Лариса замерла. Земля качнулась у неё под ногами. Она не отвечала, не отталкивала, она просто перестала дышать. А он, приняв её оцепенение за согласие, стал действовать смелее. Она обхватила его шею руками и, задыхаясь от счастья и неловкости, целовала его лицо, лоб, щеки, шепча, как в бреду: «Ромочка… Ромочка… я тебя всю жизнь люблю…».
Она сама первая отпрянула, испугавшись своего порыва, вспомнив о своей ноге, о своей неловкости. Губы её тряслись от стыда и нахлынувшего осознания происходящего.
— Рома…
— Да ладно тебе, — он отступил, поправляя куртку и испытывая смешанное чувство раздражения и неловкости. — Бывает. Чего уж там. Ты это, Тихая, не думай там лишнего. Ты девка хорошая, но сердце у меня занято. Полину я люблю. Вот так-то. Ну, бывай, поздно уже.
Он завел мотоцикл, и красный огонек его габарита вскоре растворился во тьме. Лариса осталась стоять у ворот, оглушенная.
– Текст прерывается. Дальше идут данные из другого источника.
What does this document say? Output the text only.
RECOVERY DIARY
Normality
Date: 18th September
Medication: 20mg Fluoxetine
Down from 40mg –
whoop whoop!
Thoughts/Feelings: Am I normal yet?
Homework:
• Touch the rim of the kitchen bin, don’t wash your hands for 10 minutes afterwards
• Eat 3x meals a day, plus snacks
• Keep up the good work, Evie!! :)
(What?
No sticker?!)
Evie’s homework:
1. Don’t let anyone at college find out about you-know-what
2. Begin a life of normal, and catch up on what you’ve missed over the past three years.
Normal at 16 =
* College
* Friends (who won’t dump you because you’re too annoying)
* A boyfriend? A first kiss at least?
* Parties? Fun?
Слезы, тяжелые и соленые, беззвучно катились по её лицу. Она не всхлипывала, не жаловалась небу. Она просто подняла сжатую в кулак руку и с тупой, отчаянной злобой ударила себя по больному бедру. «Господи, зачем ты меня такой сделал, — прошептала она в пустоту. — Зачем?».
В доме не спала бабушка Марфа. Услышав, как скрипнули половицы и как тяжело, неровно внучка прошла в свою каморку, старуха перекрестилась на темный угол с иконами и тяжело вздохнула. Она всё поняла.
Следующий месяц был для Романа сплошным мучением. Весь местный бомонд обсуждал предстоящую свадьбу Полины и Егора. Он метался по Заозёрью, словно зверь в клетке, пытался работать, но дело валилось из рук. Ларису он избегал, стыдясь того вечера. Но вскоре идиллия рухнула. Свадьбы не случилось. Через общих знакомых он узнал, что Егор, отработав практику, благополучно укатил в Минск. Причина была «уважительная»: отцу по службе дали квартиру и повышение, нужно было помогать с переездом.
А через пару дней Полина сама нашла Романа. Она ждала его у ворот гаража, нервно покусывая травинку. В её глазах уже не было прежнего льда, только усталость и обида.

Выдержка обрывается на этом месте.